Il calo della presenza di cittadini extra comunitari ha avuto contraccolpi sul mondo del lavoro e, in particolare, nel primario: settore a scarsa specializzazione che rappresenta il principale bacino di raccolto della manodopera straniera. A spiegarlo è la segretaria della Fai–Cisl (Federazione agricola alimentare ambientale industriale italiana) Sara De Luca: «Il blocco imposto dall’emergenza sanitaria ha avuto un impatto significativo per le imprese del territorio.

La mancanza di manodopera è stato un problema reale. Il contributo che l’immigrazione in generale, e quella extra europea in particolare, porta all’agroalimentare è fondamentale per consentirne il corretto funzionamento».

Manodopera, spesso a basso costo, che risulta più esposta al lavoro nero: «Nel corso degli anni abbiamo assistito a una crescita del fenomeno – continua De Luca -. Più a rischio sono soprattutto i lavoratori impiegati nelle piccole aziende. Stiamo portando avanti un lavoro di tutela del settore grazie al sostegno delle forze dell’ordine».

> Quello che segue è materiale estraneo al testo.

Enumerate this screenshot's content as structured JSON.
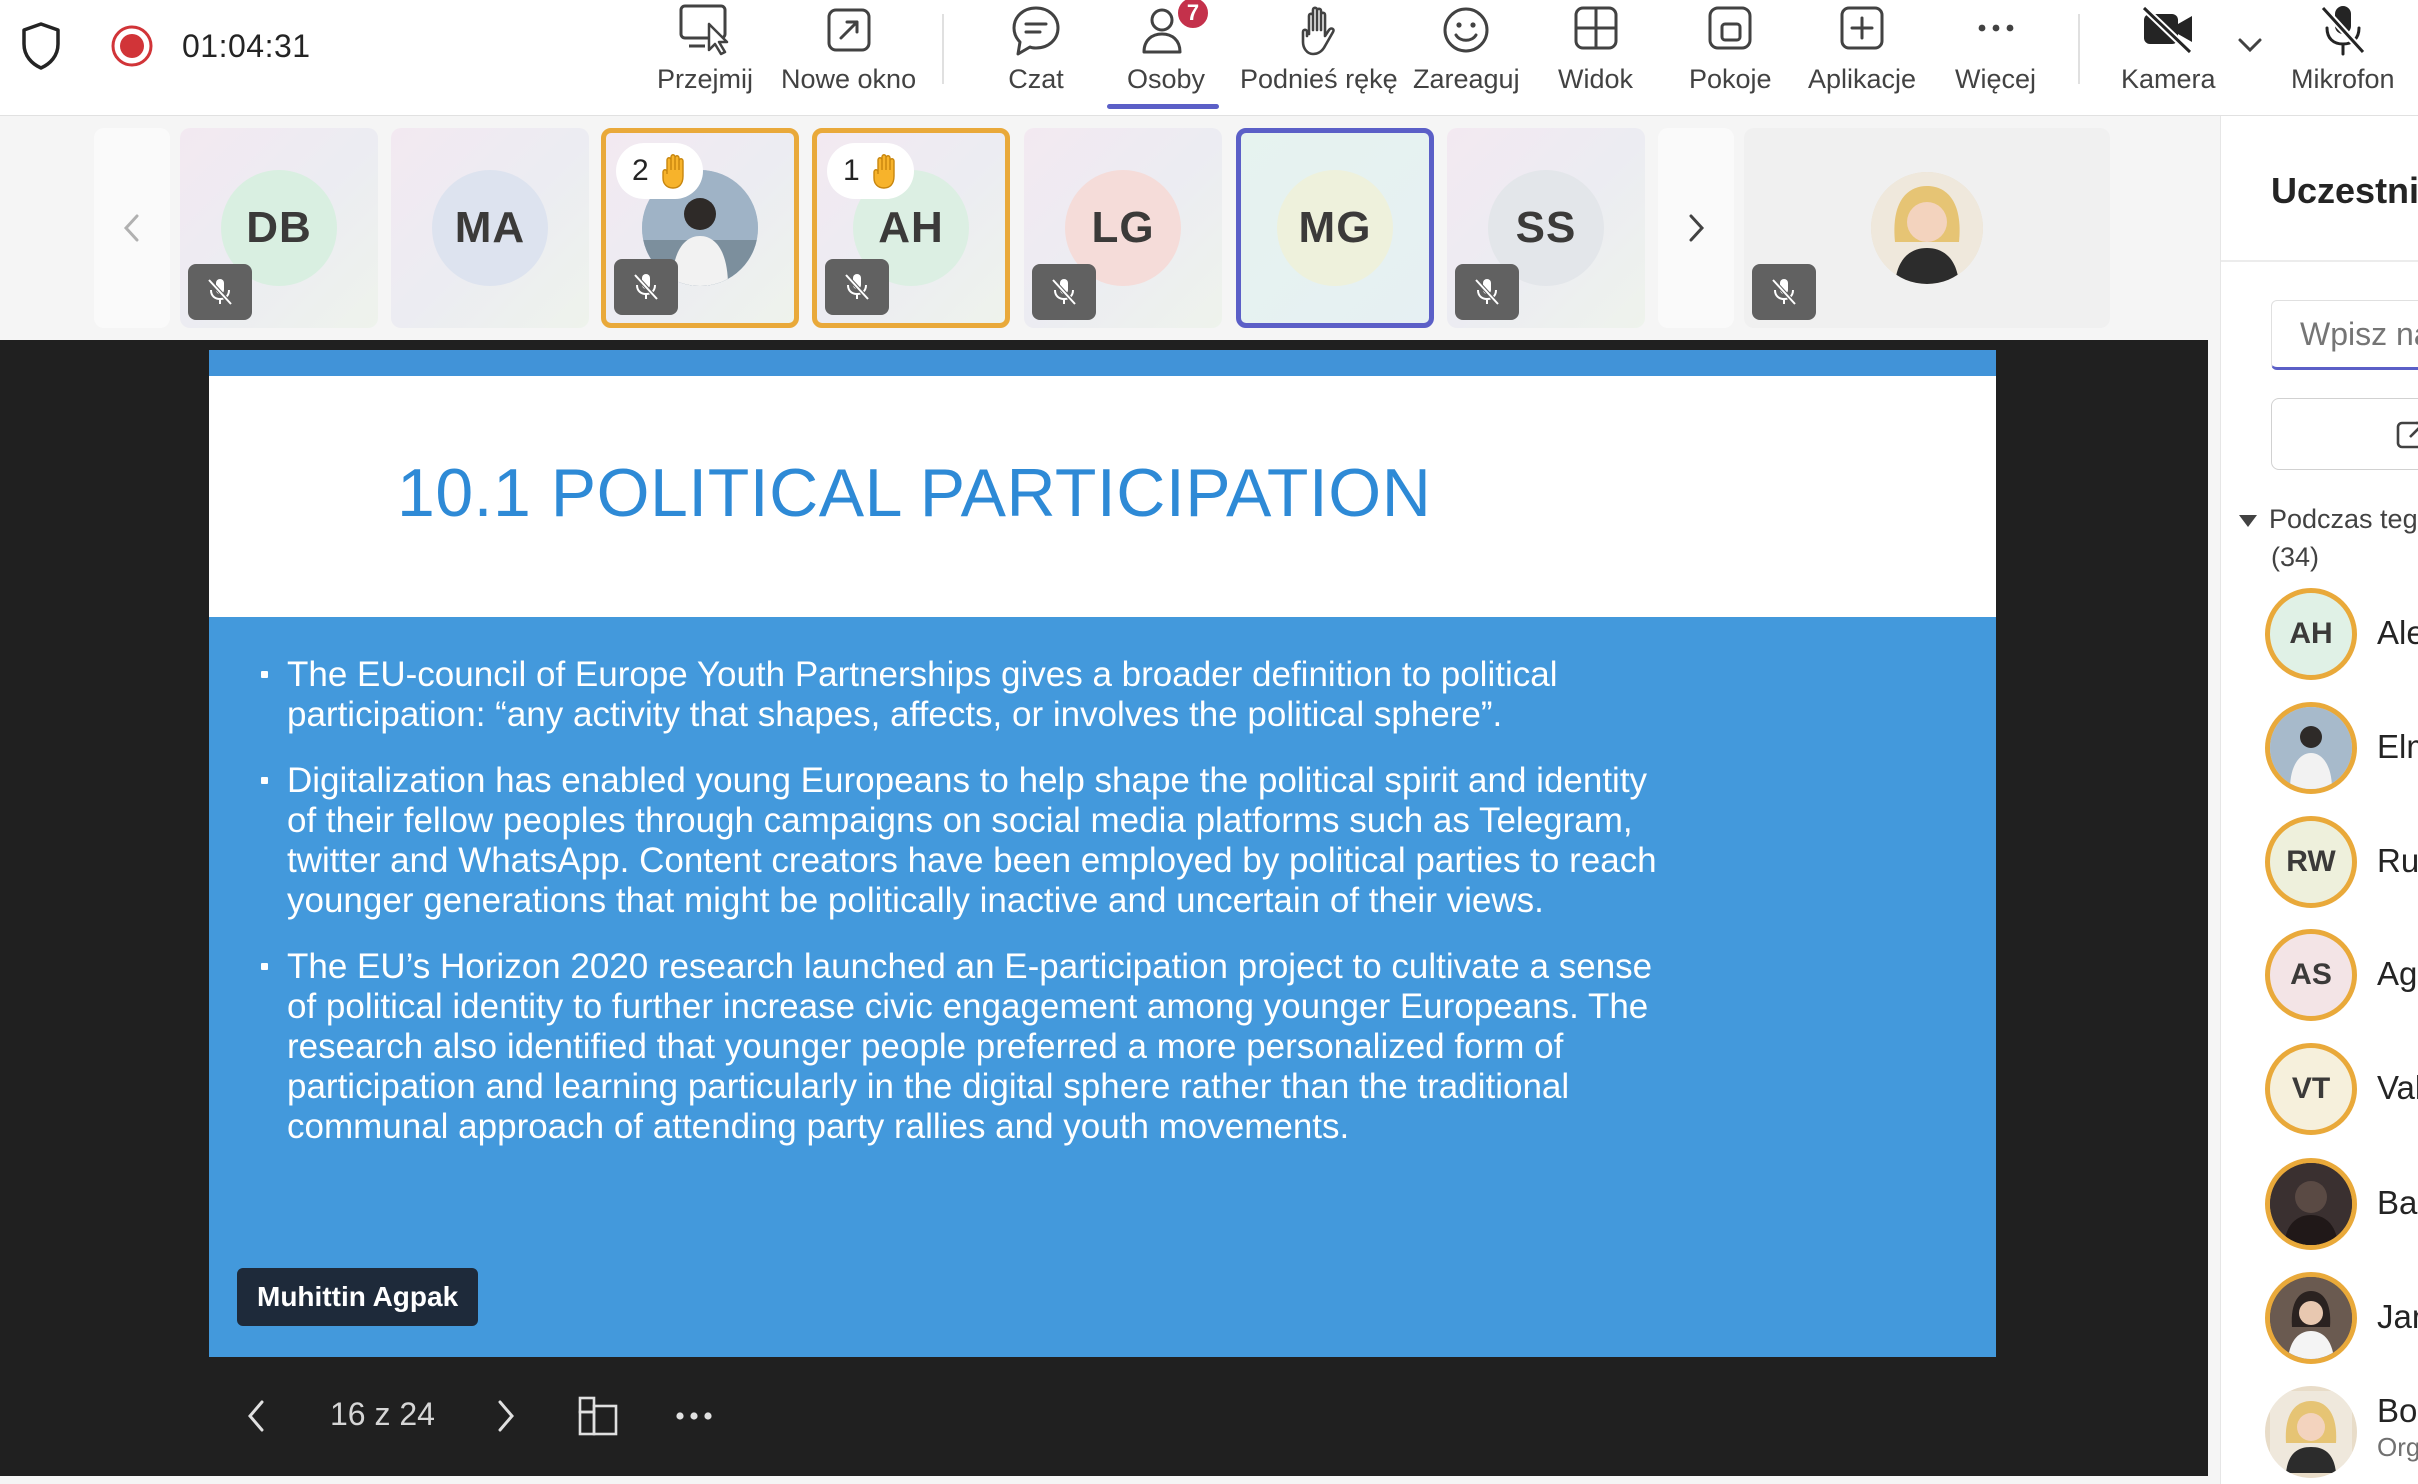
{
  "call": {
    "timer": "01:04:31"
  },
  "toolbar": {
    "buttons": [
      {
        "id": "takeover",
        "label": "Przejmij",
        "icon": "screen-pointer-icon"
      },
      {
        "id": "new-window",
        "label": "Nowe okno",
        "icon": "popout-icon"
      },
      {
        "id": "chat",
        "label": "Czat",
        "icon": "chat-icon"
      },
      {
        "id": "people",
        "label": "Osoby",
        "icon": "people-icon",
        "badge": "7",
        "active": true
      },
      {
        "id": "raise-hand",
        "label": "Podnieś rękę",
        "icon": "hand-icon"
      },
      {
        "id": "react",
        "label": "Zareaguj",
        "icon": "smiley-icon"
      },
      {
        "id": "view",
        "label": "Widok",
        "icon": "grid-icon"
      },
      {
        "id": "rooms",
        "label": "Pokoje",
        "icon": "rooms-icon"
      },
      {
        "id": "apps",
        "label": "Aplikacje",
        "icon": "plus-square-icon"
      },
      {
        "id": "more",
        "label": "Więcej",
        "icon": "ellipsis-icon"
      },
      {
        "id": "camera",
        "label": "Kamera",
        "icon": "camera-off-icon"
      },
      {
        "id": "mic",
        "label": "Mikrofon",
        "icon": "mic-off-icon"
      }
    ]
  },
  "strip": {
    "tiles": [
      {
        "initials": "DB",
        "avatar_color": "#d9efe1",
        "muted": true
      },
      {
        "initials": "MA",
        "avatar_color": "#dde3ef",
        "muted": false
      },
      {
        "initials": "",
        "photo": true,
        "hand_count": "2",
        "muted": true
      },
      {
        "initials": "AH",
        "avatar_color": "#dcefe3",
        "hand_count": "1",
        "muted": true
      },
      {
        "initials": "LG",
        "avatar_color": "#f5dcd9",
        "muted": true
      },
      {
        "initials": "MG",
        "avatar_color": "#eef1dc",
        "speaking": true,
        "muted": false
      },
      {
        "initials": "SS",
        "avatar_color": "#e3e6ea",
        "muted": true
      }
    ]
  },
  "slide": {
    "title": "10.1 POLITICAL PARTICIPATION",
    "bullets": [
      "The EU-council of Europe Youth Partnerships gives a broader definition to political participation: “any activity that shapes, affects, or involves the political sphere”.",
      "Digitalization has enabled young Europeans to help shape the political spirit and identity of their fellow peoples through campaigns on social media platforms such as Telegram, twitter and WhatsApp. Content creators have been employed by political parties to reach younger generations that might be politically inactive and uncertain of their views.",
      "The EU’s Horizon 2020 research launched an E-participation project to cultivate a sense of political identity to further increase civic engagement among younger Europeans. The research also identified that younger people preferred a more personalized form of participation and learning particularly in the digital sphere rather than the traditional communal approach of attending party rallies and youth movements."
    ],
    "presenter": "Muhittin Agpak",
    "page_counter": "16 z 24"
  },
  "panel": {
    "title": "Uczestni",
    "search_placeholder": "Wpisz na",
    "section_label": "Podczas teg",
    "section_count": "(34)",
    "people": [
      {
        "initials": "AH",
        "name": "Alel",
        "avatar_color": "#e0f1e6"
      },
      {
        "initials": "",
        "name": "Elm",
        "photo": true,
        "avatar_color": "#cfdbe8"
      },
      {
        "initials": "RW",
        "name": "Ruc",
        "avatar_color": "#eef0dc"
      },
      {
        "initials": "AS",
        "name": "Agr",
        "avatar_color": "#f3e4e6"
      },
      {
        "initials": "VT",
        "name": "Vale",
        "avatar_color": "#f6f0dc"
      },
      {
        "initials": "",
        "name": "Bau",
        "photo": true,
        "avatar_color": "#3a3030"
      },
      {
        "initials": "",
        "name": "Jam",
        "photo": true,
        "avatar_color": "#5a4a40"
      },
      {
        "initials": "",
        "name": "Boż",
        "sub": "Orga",
        "photo": true,
        "avatar_color": "#e8dcc8",
        "no_ring": true
      }
    ]
  },
  "colors": {
    "accent": "#5b5fc7",
    "hand_ring": "#e9a93a",
    "slide_blue": "#4399dc",
    "title_blue": "#2e8ad6",
    "record_red": "#d13438"
  }
}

Finora bassi i risultati ottenuti, le denunce sono infatti tutt’altro che scontate: «Di 100 telefonate che arrivano poche sono quelle che si concretizzano frenate dalla paura e dal ricatto occupazionale». La penuria di manodopera, e un certo grado di difficoltà per le imprese, potrebbe non avere breve durata. L’inverno in arrivo e una ripresa della corsa della curva del contagio in alcuni paesi chiave potrebbe portare infatti a un rallentamento che neppure il ritorno in campagna della componente italiana ha arginato.

«Nello sconvolgimento creato dalla pandemia c’è chi è stato costretto necessariamente a reinventarsi – conclude De Luca - La gettata della compente italiana però non è stata sufficiente per permettere il pareggio numerico lasciando le aziende in sofferenza».